Thursday 22 June 2017

summer scenes








Summer days - grey skies and buttercups at the Hill of Tara, lined fields, honeysuckle woven through the hedges, early morning walks with fog and fresh scones for breakfast.


Monday 19 June 2017

June reading


June is the perfect summer month - the weather has picked up, the boys are nearly finished school and the promise of holidays is stretching out in front of us. The garden has been the scene of most of my reading. The sun umbrella shades the table and chairs, bees and insects buzz in and out of view and swallows tear the skies with their arrow speed. I can close my eyes and float with the characters I've been reading about or let my thoughts drift and turn in the peace of their worlds and drift out of, away from, the reality of mine.
The coast is undoubtedly my happy place. A walk along the shoreline breathing in salt laden air and suddenly everything inside me is calmer. I have no idea why the sea helps me to feel this way. We didn't grow up near the sea or even spend extended amounts of holiday time at the beach. To actually swim in any great depth of sea would frighten me and I'm an appalling sailor but that surge and swell of water meeting land, the sounds and sand are something I need. Tim Winton had the kind of practical, magical childhood by the sea that I would give my eye teeth for. He writes "I am in the sea but not of it". I think I am of the sea but not in it (due to my extreme cowardice and Jaws).
Wouldn't it be so nice to believe that anything is possible? Elizabeth Strout has carried on where My name is Lucy Barton left off. We are shown deeper insight into the lives led in small town America where Lucy's childhood poverty was despised and hidden from view. We get to understand more about her situation and the effect on adult life - hers and her siblings.

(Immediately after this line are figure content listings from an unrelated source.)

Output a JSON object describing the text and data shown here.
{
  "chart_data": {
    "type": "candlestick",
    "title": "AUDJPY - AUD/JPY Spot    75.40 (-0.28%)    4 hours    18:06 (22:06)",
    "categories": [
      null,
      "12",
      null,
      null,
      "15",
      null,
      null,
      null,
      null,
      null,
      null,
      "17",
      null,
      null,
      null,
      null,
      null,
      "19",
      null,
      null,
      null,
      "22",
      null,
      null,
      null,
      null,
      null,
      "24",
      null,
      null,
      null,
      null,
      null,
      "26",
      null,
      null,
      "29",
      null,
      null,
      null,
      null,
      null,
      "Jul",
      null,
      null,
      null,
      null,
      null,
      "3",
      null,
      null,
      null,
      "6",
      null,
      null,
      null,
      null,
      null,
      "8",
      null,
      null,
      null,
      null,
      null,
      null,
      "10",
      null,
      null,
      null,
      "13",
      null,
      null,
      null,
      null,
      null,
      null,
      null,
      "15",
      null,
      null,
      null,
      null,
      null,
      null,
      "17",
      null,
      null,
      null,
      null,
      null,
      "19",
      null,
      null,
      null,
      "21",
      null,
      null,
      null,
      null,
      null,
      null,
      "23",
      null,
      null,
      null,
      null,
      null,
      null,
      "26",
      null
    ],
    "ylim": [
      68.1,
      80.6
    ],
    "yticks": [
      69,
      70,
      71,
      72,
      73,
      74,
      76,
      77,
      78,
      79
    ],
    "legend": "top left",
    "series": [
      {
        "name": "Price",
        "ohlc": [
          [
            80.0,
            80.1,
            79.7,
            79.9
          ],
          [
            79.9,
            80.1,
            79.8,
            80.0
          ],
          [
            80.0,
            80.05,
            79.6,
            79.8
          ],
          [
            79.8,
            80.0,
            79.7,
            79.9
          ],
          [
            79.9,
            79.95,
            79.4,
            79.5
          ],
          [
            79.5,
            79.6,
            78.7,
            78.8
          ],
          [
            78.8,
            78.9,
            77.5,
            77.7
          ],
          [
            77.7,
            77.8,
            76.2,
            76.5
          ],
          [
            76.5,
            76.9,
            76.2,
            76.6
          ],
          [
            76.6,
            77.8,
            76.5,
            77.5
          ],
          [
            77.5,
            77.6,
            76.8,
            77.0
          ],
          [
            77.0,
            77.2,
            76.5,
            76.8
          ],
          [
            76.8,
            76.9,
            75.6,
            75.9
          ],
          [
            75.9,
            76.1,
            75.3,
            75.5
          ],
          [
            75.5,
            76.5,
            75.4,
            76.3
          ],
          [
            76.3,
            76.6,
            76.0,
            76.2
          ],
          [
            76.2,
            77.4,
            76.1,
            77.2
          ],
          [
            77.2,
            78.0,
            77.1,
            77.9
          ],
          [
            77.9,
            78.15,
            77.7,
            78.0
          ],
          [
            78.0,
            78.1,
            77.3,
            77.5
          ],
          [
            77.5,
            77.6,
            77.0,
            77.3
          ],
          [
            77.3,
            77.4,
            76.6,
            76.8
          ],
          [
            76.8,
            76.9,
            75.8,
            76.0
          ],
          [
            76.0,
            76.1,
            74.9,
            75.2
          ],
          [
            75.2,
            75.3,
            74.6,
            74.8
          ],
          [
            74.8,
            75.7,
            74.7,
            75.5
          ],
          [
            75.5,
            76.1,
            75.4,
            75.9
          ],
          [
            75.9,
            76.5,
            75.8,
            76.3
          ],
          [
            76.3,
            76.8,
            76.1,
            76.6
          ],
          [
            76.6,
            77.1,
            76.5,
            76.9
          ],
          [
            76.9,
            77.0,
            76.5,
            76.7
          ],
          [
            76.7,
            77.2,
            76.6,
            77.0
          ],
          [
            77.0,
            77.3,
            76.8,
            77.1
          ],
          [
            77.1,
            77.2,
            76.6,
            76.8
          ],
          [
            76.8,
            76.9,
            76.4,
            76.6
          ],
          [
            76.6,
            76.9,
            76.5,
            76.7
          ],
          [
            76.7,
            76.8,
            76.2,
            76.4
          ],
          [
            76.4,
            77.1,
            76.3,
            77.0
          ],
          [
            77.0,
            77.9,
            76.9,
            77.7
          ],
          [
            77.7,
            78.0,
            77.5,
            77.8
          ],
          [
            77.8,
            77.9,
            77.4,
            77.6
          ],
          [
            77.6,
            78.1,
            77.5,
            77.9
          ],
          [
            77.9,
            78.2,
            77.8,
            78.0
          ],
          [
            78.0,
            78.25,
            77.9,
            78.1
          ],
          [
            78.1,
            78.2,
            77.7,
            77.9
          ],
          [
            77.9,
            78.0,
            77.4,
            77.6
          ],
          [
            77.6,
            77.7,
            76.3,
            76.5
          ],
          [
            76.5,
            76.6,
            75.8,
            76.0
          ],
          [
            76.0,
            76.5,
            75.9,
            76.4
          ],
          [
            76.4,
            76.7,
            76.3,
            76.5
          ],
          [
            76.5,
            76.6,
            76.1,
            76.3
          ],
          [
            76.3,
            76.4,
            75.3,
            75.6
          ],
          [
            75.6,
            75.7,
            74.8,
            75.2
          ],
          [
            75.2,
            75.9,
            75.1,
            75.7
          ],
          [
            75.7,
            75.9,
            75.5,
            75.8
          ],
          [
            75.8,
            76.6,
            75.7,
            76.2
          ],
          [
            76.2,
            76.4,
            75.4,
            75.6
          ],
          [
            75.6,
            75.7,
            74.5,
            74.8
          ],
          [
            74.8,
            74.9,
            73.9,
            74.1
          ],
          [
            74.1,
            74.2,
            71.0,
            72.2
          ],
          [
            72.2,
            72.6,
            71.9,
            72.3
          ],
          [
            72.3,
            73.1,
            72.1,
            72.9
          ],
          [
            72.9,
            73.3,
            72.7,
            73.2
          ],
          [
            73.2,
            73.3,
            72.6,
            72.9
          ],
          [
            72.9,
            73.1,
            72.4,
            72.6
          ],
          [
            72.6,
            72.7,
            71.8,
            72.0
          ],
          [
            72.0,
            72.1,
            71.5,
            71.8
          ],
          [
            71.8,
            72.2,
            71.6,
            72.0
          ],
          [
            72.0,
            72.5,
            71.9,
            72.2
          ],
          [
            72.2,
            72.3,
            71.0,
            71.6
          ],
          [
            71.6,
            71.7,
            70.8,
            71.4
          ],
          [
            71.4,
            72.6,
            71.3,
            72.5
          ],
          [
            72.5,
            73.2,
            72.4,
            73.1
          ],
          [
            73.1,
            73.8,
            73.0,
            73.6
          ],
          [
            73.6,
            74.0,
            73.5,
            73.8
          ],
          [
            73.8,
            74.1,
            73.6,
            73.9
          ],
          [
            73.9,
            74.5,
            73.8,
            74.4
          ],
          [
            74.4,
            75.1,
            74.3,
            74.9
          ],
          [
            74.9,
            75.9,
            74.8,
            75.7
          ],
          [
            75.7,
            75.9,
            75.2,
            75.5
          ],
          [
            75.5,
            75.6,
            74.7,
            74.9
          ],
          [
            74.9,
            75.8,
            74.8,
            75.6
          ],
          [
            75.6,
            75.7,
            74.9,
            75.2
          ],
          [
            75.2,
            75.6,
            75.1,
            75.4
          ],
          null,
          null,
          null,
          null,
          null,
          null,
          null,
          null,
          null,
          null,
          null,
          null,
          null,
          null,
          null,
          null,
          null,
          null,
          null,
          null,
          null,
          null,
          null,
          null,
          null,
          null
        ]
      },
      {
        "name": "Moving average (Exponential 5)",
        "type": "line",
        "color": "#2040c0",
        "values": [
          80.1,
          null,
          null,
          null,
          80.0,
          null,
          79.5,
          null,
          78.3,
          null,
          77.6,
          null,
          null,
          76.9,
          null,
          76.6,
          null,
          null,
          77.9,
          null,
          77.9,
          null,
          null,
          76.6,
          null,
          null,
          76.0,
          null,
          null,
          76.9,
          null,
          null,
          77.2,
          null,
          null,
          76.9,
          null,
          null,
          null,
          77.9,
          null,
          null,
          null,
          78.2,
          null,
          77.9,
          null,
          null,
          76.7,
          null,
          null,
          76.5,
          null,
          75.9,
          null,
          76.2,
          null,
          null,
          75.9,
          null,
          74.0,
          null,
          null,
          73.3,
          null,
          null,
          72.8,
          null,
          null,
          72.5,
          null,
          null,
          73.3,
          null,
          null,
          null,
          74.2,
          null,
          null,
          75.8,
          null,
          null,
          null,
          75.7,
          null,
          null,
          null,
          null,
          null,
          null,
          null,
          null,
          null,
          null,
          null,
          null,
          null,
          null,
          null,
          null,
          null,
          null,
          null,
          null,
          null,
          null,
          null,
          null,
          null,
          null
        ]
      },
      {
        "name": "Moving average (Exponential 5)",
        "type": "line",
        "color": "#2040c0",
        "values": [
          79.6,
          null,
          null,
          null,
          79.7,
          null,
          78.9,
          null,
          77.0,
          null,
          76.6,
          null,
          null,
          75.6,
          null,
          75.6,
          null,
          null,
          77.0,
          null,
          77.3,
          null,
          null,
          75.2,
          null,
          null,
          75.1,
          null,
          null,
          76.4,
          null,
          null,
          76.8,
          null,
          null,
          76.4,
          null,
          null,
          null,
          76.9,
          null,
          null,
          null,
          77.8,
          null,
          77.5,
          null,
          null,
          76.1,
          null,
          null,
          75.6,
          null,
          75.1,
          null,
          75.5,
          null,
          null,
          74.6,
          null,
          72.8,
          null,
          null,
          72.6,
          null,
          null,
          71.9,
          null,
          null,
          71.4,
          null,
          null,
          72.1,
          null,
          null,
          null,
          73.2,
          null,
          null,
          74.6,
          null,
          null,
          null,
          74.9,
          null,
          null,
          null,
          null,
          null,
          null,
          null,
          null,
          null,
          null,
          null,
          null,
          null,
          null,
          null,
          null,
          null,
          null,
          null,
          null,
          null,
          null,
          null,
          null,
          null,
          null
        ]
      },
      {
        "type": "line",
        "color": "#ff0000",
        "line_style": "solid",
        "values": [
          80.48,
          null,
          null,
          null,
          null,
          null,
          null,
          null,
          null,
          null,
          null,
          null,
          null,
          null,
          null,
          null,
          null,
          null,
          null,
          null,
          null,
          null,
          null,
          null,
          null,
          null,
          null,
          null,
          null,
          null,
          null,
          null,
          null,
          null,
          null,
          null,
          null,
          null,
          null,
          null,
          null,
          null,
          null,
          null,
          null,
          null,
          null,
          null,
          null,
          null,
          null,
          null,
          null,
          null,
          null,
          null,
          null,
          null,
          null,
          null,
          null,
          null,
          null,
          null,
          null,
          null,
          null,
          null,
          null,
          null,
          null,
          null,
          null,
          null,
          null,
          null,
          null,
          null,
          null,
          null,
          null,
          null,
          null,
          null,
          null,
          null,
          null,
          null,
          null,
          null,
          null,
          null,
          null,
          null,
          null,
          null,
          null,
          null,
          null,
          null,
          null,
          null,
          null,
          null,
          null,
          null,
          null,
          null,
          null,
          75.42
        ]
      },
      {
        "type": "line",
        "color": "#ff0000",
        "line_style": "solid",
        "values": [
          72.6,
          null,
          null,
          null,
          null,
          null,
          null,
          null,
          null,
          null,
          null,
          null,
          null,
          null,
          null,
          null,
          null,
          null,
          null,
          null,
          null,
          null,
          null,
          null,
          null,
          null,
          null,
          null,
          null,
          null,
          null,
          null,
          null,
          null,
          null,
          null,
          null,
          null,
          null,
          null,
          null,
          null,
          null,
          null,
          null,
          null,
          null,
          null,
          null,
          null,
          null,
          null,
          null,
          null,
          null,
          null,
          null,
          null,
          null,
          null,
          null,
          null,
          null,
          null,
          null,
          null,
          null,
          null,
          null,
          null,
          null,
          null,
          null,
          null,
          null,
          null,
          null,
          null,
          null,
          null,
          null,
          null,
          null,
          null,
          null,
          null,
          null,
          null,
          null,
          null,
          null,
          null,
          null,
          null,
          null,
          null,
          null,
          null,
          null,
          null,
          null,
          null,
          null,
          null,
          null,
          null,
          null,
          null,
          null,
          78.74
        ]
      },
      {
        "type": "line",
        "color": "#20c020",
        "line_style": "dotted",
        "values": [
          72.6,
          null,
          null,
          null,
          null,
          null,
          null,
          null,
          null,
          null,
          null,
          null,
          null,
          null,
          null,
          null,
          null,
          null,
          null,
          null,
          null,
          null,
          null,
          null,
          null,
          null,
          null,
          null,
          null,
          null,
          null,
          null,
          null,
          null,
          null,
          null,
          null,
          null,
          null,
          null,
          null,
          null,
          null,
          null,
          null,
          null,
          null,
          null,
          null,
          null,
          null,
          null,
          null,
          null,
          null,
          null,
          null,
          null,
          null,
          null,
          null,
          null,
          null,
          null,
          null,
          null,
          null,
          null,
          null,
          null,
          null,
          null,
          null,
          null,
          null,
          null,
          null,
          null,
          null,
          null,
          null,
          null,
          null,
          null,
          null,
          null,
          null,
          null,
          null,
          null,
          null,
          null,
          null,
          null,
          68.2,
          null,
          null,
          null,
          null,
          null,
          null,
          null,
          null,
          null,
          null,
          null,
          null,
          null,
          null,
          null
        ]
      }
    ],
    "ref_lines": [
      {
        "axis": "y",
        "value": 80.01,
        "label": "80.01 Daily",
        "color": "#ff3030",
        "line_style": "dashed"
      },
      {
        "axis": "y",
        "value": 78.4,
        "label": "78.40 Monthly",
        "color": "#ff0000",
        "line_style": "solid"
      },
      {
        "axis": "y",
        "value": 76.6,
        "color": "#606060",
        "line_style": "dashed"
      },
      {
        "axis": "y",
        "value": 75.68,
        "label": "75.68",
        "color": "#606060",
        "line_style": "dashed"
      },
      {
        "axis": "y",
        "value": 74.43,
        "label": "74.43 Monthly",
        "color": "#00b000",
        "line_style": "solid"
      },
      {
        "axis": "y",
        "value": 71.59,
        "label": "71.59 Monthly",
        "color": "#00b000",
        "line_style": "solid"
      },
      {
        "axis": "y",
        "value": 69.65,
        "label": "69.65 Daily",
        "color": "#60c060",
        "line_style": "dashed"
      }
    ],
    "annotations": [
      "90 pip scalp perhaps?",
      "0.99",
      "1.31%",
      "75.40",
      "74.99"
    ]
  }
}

The characters are cleverly interwoven- each person's story leads to another and slowly the picture of life in rural Amgash is revealed in all its pain and ugliness.
Speaking of cowardice why do we spend our lives so afraid? We are afraid of what others will think of us, we are afraid to take risks, to express ourselves. One of the luxuries of aging is that hopefully our fear diminishes and we get to worry less about the opinions of others. I'm in the middle of Our Souls at Night by Kent Haruf. Two neighbours, in their seventies and both widowed, decide that night time is when their loneliness is worst. Addie asks Louis to come and spend the night with her - "I'm talking about getting through the night. And lying warm in bed, companionably. Lying down in bed together and you staying the night. The nights are the worst. Don't you think?". 

Sometimes is pays to be brave. To get in the water, even though that's where the sharks live.